Die Antragstellerin hat dem Landgericht mit ihrem Vorbringen und den dazu vorgelegten Nachweisen vermitteln können, daß ihr die geltend gemachten Rechte mit überwiegender Wahrscheinlichkeit zustehen, und hat am 26.02.2002 den einstweiligen Titel erwirkt. Mit Schriftsatz vom 08.03.2002 hat die Antragsgegnerin Widerspruch eingelegt, ohne ihn näher zu begründen. Erst in der mündlichen Verhandlung vor dem Landgericht am 27.03.2002 selbst hatte die Antragstellerin Gelegenheit, aus dem dort ausgehändigten Schriftsatz zu erfahren, aus welchen Gründen die Antragsgegnerin Widerspruch eingelegt hat. Dabei ging es nicht um handfeste Tatsachen, von denen die Antragstellerin hätte wissen müssen und mit denen die geltend gemachten Ansprüche unvereinbar gewesen wären. Vielmehr hat die Antragsgegnerin Möglichkeiten erwogen, warum der Antragstellerin die Ansprüche nicht zustehen könnten und einzelne Behauptungen mit Nichtwissen bestritten.

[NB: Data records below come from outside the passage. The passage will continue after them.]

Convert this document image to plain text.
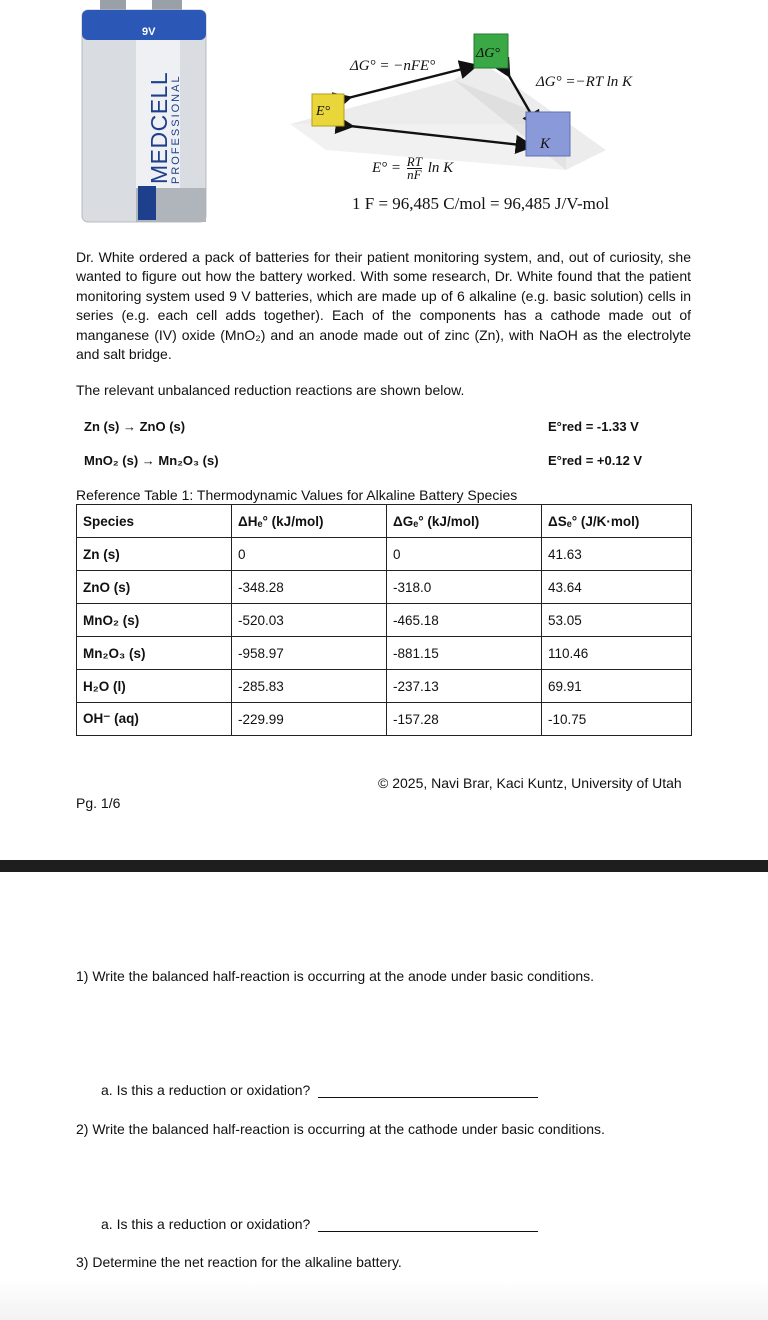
9V
MEDCELL
PROFESSIONAL	E°
ΔG°
K
ΔG° = −nFE°
ΔG° =−RT ln K
$E^\circ = \frac{RT}{nF}$ ln K
1 F = 96,485 C/mol = 96,485 J/V-mol
Dr. White ordered a pack of batteries for their patient monitoring system, and, out of curiosity, she wanted to figure out how the battery worked. With some research, Dr. White found that the patient monitoring system used 9 V batteries, which are made up of 6 alkaline (e.g. basic solution) cells in series (e.g. each cell adds together). Each of the components has a cathode made out of manganese (IV) oxide (MnO₂) and an anode made out of zinc (Zn), with NaOH as the electrolyte and salt bridge.
The relevant unbalanced reduction reactions are shown below.
Zn (s) → ZnO (s)	E°red = -1.33 V
MnO₂ (s) → Mn₂O₃ (s)	E°red = +0.12 V
Reference Table 1: Thermodynamic Values for Alkaline Battery Species
Species	ΔHₑ° (kJ/mol)	ΔGₑ° (kJ/mol)	ΔSₑ° (J/K·mol)
Zn (s)	0	0	41.63
ZnO (s)	-348.28	-318.0	43.64
MnO₂ (s)	-520.03	-465.18	53.05
Mn₂O₃ (s)	-958.97	-881.15	110.46
H₂O (l)	-285.83	-237.13	69.91
OH⁻ (aq)	-229.99	-157.28	-10.75
© 2025, Navi Brar, Kaci Kuntz, University of Utah
Pg. 1/6
1) Write the balanced half-reaction is occurring at the anode under basic conditions.
a. Is this a reduction or oxidation?
2) Write the balanced half-reaction is occurring at the cathode under basic conditions.
a. Is this a reduction or oxidation?
3) Determine the net reaction for the alkaline battery.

Die Antragstellerin hatte etwaigen Einwänden immerhin soweit Rechnung getragen, daß sie in der mündlichen Verhandlung vor dem Landgericht mit den in USA erschienenen Tonträgern und dem Konvolut Ast 11 ihre Behauptung weiter untermauern konnte, daß die Firma A & M Records Inc. die Aufnahmen in den USA zum erstenmal veröffentlicht hat. In der Verhandlung kamen aber auch Zweifel auf, ob die Rechte zuvor überhaupt an die Firma A & M Records Inc. gelangt seien. Dies hat das Landgericht als nicht hinreichend glaubhaft angesehen und deshalb seine Verfügung aufgehoben.

Ein Antragsteller trägt im einstweiligen Verfahren das Risiko, daß erst in der Verhandlung im Widerspruchsverfahren Tatsachen ungewiß werden, von deren Richtigkeit er ausgegangen ist. Wenn sich dieses Risiko auf Grund neuen Vorbringens der Gegenseite verwirklicht, bedeutet das nicht notwendig, er habe sich nachlässig verhalten, weil er diesen Einwand nicht sofort entkräften kann. Es mag Fälle geben, in denen der Antragsteller Anhaltspunkte dafür hat, daß mit dem Vorbringen zu rechnen und es deshalb nachlässig ist, darauf nicht vorbereitet zu sein. Hier ist ein solcher Fall nicht gegeben. Die Antragstellerin leitete ihre Rechte von einem Unternehmen her, daß die Aufnahmen vor vielen Jahren in den USA auf den Markt gebracht hat. Die Antragsgegnerin behauptet nicht, daß bisher irgend jemand in Deutschland der Antragstellerin das Recht an diesen Aufnahmen streitig gemacht hätte. Dann ist es dieser nicht als Nachlässigkeit anzulasten, wenn sie eine erst in der Verhandlung erkannte Unvollständigkeit in ihrer Rechtekette anschließend aufklärt und die erforderlichen Nachweise in der zweiten Instanz vorlegt.

Die Kosten des Rechtsstreits hat die Antragsgegnerin nach § 91 ZPO zu tragen.